The uncritical praise of so many reviewers suggests that one purpose of Radosh’s book is to influence those who will not read it carefully. Perhaps someone made the estimation that few people will read such a book anyway, and most of those who do will probably rely on the commentary, rather than study the documents themselves. Again, this is no excuse for the kind of mendacity displayed in Spain Betrayed, but rather a grasping after some kind of explanation for so poor a work.

Finally, the book is a failure. Radosh had boasted for years — in some ways, since the ’80s, when he began publishing stuff about the Spanish Civil War, but explicitly since he began working on this book — that it would “prove” the USSR (“Stalin”) betrayed Spain. In the event it not only fails to “prove” any betrayal; it fails to come up with a single example of anything devious, dishonest, anything at all to make the communist side or the USSR specifically look bad.

2 Radosh betrays his ignorance of Soviet history. “Purge trials” is a term no longer used even by anti-communist Sovietologists. The chistki, or “purges,” were expulsion of Communist Party members for many reasons, most commonly drunkenness, neglect of duty, etc., though sometimes for political deviations. They were completely separate from the three famous Moscow Trials of 1936-8, of persons who confessed to plotting to overthrow the Soviet government.

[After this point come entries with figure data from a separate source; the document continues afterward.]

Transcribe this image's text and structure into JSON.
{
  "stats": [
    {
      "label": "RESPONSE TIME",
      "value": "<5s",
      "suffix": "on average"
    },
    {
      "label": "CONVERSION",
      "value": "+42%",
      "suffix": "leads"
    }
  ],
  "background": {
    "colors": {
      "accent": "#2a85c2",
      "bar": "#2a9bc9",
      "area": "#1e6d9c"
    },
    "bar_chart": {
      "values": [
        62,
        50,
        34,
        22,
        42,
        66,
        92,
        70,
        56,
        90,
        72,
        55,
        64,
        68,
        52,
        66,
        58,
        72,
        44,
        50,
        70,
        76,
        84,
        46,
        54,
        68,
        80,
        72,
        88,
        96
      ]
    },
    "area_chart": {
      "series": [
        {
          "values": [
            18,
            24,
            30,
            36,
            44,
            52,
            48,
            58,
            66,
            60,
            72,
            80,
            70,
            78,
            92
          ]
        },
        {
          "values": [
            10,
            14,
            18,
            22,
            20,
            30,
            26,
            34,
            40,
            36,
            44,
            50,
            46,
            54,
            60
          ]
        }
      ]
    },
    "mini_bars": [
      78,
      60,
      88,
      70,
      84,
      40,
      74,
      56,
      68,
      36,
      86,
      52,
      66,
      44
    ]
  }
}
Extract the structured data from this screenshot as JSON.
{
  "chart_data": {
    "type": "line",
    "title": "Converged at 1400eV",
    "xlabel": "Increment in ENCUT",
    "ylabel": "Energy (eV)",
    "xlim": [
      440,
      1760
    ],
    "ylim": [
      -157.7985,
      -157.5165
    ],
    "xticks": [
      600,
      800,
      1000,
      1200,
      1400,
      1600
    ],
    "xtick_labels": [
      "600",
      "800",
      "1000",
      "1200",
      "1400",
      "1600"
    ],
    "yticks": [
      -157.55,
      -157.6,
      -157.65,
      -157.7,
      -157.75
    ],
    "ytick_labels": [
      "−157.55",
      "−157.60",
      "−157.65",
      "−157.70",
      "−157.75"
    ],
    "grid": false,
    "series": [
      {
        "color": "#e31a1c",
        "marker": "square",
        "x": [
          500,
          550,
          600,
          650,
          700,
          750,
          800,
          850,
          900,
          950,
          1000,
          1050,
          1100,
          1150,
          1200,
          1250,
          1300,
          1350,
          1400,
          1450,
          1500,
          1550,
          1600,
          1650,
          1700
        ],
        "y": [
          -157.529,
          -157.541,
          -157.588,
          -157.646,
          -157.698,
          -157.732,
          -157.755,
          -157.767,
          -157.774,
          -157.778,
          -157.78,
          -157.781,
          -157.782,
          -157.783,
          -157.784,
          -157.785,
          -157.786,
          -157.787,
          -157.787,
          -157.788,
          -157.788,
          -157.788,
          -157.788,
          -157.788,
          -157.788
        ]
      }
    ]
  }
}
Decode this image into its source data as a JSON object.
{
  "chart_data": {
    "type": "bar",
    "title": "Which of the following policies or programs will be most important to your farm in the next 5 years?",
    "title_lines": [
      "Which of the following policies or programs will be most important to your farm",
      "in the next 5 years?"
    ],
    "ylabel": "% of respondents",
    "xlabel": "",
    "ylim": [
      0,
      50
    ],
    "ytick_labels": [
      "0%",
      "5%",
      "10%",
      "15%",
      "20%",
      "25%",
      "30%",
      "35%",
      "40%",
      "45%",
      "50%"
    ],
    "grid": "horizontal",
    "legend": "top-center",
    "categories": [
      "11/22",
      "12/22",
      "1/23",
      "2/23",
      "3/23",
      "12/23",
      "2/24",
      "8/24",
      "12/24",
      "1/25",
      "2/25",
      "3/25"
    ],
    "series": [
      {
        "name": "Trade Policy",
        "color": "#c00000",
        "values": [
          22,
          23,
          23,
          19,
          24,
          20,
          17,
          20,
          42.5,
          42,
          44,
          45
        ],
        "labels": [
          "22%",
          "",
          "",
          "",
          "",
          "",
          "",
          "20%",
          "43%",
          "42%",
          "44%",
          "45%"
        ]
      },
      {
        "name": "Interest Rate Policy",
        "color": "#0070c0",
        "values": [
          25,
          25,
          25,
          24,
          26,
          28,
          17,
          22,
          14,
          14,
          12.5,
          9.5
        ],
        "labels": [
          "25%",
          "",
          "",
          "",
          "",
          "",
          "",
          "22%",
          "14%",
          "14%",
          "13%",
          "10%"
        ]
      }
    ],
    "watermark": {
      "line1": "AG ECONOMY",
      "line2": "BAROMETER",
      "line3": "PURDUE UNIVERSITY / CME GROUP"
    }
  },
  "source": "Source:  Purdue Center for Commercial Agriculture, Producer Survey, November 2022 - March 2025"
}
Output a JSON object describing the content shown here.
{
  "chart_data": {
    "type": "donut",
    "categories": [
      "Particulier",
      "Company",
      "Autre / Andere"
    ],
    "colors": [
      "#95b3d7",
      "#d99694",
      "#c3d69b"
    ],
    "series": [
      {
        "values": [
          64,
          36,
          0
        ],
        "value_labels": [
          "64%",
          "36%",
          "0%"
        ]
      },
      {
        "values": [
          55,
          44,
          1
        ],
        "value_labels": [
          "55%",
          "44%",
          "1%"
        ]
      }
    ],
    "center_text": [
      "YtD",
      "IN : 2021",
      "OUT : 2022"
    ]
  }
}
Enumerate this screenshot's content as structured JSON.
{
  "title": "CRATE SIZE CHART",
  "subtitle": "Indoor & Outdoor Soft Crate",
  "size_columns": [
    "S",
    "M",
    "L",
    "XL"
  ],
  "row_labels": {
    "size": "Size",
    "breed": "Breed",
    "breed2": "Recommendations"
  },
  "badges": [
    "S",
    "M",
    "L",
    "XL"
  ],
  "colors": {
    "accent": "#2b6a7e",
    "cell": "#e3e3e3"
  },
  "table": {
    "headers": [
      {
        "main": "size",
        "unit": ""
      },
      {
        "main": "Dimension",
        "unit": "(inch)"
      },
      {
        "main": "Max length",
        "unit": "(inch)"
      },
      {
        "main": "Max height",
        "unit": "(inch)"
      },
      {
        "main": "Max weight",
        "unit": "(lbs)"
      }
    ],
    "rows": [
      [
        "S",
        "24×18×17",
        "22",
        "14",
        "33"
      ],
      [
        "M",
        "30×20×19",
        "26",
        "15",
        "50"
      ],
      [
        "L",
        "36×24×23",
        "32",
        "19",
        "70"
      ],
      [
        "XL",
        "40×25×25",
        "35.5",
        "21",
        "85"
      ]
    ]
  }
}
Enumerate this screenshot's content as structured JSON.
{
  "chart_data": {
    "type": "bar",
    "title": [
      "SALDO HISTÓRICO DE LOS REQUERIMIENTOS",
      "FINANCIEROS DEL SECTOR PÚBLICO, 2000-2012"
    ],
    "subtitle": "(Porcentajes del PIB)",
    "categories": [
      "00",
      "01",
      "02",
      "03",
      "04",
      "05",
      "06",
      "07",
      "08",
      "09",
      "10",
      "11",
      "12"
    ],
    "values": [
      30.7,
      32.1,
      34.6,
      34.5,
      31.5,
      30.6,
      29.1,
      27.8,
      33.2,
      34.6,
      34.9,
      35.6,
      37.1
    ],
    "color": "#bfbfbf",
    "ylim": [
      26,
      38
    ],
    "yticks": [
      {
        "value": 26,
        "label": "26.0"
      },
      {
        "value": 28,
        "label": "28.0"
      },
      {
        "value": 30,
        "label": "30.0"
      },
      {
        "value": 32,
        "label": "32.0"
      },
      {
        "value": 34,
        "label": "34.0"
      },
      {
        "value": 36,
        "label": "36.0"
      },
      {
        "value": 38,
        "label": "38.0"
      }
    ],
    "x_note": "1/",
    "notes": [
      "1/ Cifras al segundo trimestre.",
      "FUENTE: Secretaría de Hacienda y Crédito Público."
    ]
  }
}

The best, and classic discussion of this is J. Arch Getty, Origins of the great purges: the Soviet Communist Party reconsidered, 1933-1938. Cambridge [Cambridgeshire]; New York: Cambridge University Press, 1985.

3 See the excellent typology of anti-communist rhetoric in James R. Prickett, “Anti-Communism and Labor History,” Industrial Relations 13 (October, 1974), 219-227.”

4 For example, Stalin stated that “The cause of Spain is the cause of all humanity.” The USSR sent huge amounts of aid, in materiel and men, to the Republic both itself and through the Comintern, much of which was not, in fact, repaid. Yet Cary Nelson, a staunch supporter of the American veterans of the Spanish Civil War and a prominent left-liberal, still feels compelled to explain Soviet aid in this way: “Stalin’s motivations, no doubt, were pragmatic. He probably hoped, for example, to use an alliance to help the Spanish Republic as a way of building a general antifascist alliance with the Western democracies.” (“The Spanish Civil War: An Overview,” accessed at <http://www.english.uiuc.edu/maps/scw/overview.htm> on 20 February 2003). “Pragmatic” in this context explains nothing; the Soviets knew very well that the antifascist alliance they aimed at was jeopardized by their aid to the Republic, but did it anyway. For Nelson, the International Brigade volunteers can, and did, have idealistic motives, but Stalin cannot, even though the whole effort could hardly have taken place without his strong support at every step.

5 For example, the interrogations and confessions by such major figures as NKVD chief Genrikh Yagoda and Marshal Mikhail Tukhachevsky have been published, making it clear that the accusations leveled against them by the Soviet government in the late ’30s were substantially accurate. There is also some additional evidence of Leon Trotsky’s contacts with oppositionists in the USSR who were plotting the overthrow of the government, as well as the first evidence of Trotsky’s contact with the Japanese fascist government, both central claims of the Communist movement in the ’30s but both strongly denied by Trotsky’s followers.

6 See, for example, “Lessons of People’s War in Spain 1936-1939,” Progressive Labor, Vol. 9, No. 5 (Oct.-Nov. 1974), 106-116, cited at <http://www.plp.org/pl_magazine/pws.html> (February 22, 2003). For more on a left critique of the consequences of the Popular Front strategy upon the world communist movement, see “Road to Revolution III: The Continuing Struggle Against Revisionism” (1970), at <http://www.plp.org/pl_magazine/rr3.html#RTFToC5>.

7 J. Arch Getty, the dean of the younger generations of American historians of the USSR, is quoted by the prominent (and very anti-communist) Russian historian Yuri Zhukov as having said Soviet history is poisoned by Cold War “propaganda,” and has to be done all over again. See Aleksandr Sabov, “Zhupel Stalina” (“Stalin’s Boogeyman”), Komsomolskaya Pravda, Nov. 5, 2001.